DAMO: I prefer to create 3D images. When I first started using 3D techniques I felt that the characters I created came alive, I could feel their movements and their expressions. I have continued to be interested in creating in 3D [art] and I will experiment more with it in the future as it’s definitely the form of media I am most intrigued with.
Is your artwork mostly created on the computer or is there an even mix between computer and manual conception?
DAMO: I start by drawing up my idea with the traditional method of pencil and paper. Then, I transfer that plan to the computer. I repeat the process until I’m happy, slowly adding and increasing the flesh and bone density. I then elaborate on these features digitally using a graphics tablet and 3D printer.
There are many references to the work of Ito Junji (a Japanese manga artist focused on the horror genre) in your artwork. Do you tend to take inspiration from his creations?
DAMO: Absolutely! I fell in love with Ito Junji’s illustrations in middle school and read all of his manga books. Since finding him, I have been inspired by the supernatural/horror genre and started to create my own style inspired by his work. I felt entranced by the bizarre images and creepy mood present in his images which lit a fire inside me and caused my desire to create the art I make today.
You have a clothing line brand called Murrcca. Have you always been interested in fashion and do you think that it is an important aspect of your self-expression?
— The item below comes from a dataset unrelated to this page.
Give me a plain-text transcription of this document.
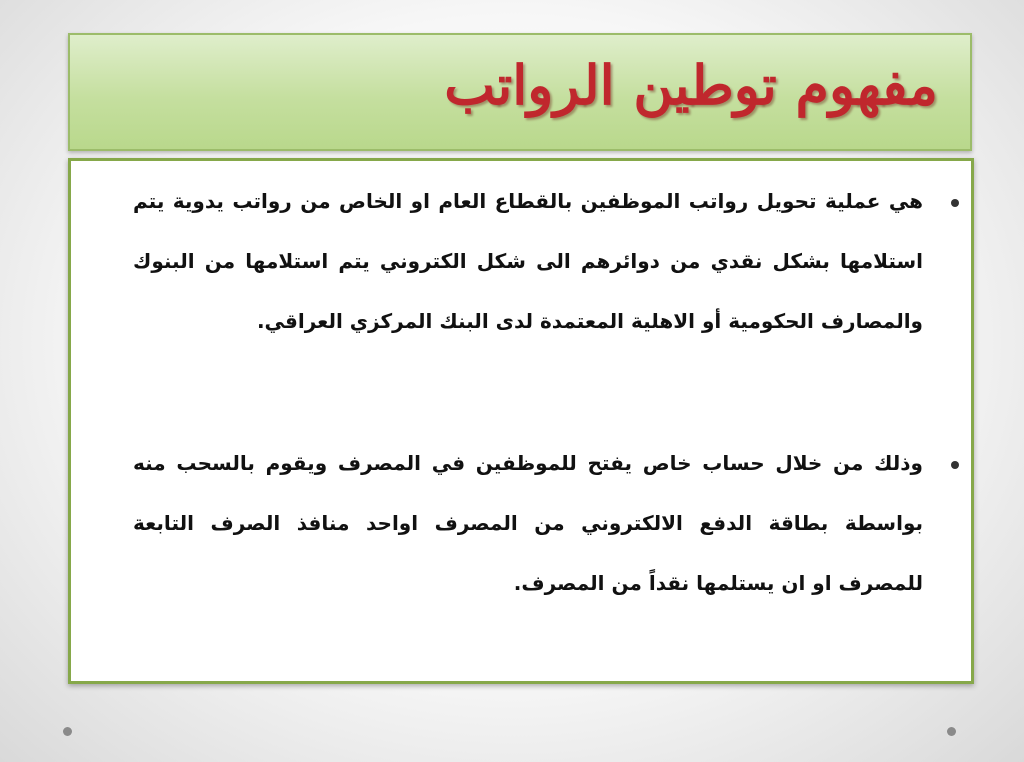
مفهوم توطين الرواتب
هي عملية تحويل رواتب الموظفين بالقطاع العام او الخاص من رواتب يدوية يتم استلامها بشكل نقدي من دوائرهم الى شكل الكتروني يتم استلامها من البنوك والمصارف الحكومية أو الاهلية المعتمدة لدى البنك المركزي العراقي.
وذلك من خلال حساب خاص يفتح للموظفين في المصرف ويقوم بالسحب منه بواسطة بطاقة الدفع الالكتروني من المصرف اواحد منافذ الصرف التابعة للمصرف او ان يستلمها نقداً من المصرف.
DAMO: Yes, I recently started Murrcca. I don’t necessarily think people should be judged on their appearance, but I think fashion is one of the leading factors that an individual can use to express themselves. The garments I choose to design and wear are the best way to express my personality and show the world who I am daily. Murrcca is an alternative fashion brand for people who feel similar to me.
Following on from that, what was the driving force behind your desire to design clothes?
DAMO: We often see the same trends being repeated everywhere we go. I feel that fashion these days has little to no personality and that similar designs are being copied over and over again. So, I started making clothes because I thought I should make clothes which represent my character. The clothes I design are unique, and I hope they turn heads.
When creating clothes designs, do you have in mind a certain demographic to which you want to appeal to? Your clothing brand in particular features exclusively unisex apparel. Is there a reason you choose to design for this audience rather than towards a more traditional female or male style?
DAMO: The characters I create in my subconsciousness represent those of us who are out of the norm and who feel alienated from traditional society. I design clothes for these people. I am more interested in people who are quiet and considerate and feel painfully alienated behind the scenes than those who think they are the best of the best. I don’t want to see anxious people suffer, and I think that those desires appear in my designs.
What projects have you been working on and what can YEOJA readers hope to see from you in the future?
DAMO: I will continue to elaborate on my reflections of an imperfect world and to create imperfect characters. I want to pursue my dream of working on art that gives me joy and brings comfort to other people.
Do you have any advice to give to other creative individuals who may envision making a successful livelihood from their art but lack the confidence to commit to the idea?
DAMO: We only experience life once (as far as we know) so, I am doing what I want to do. I recommend that others do the same.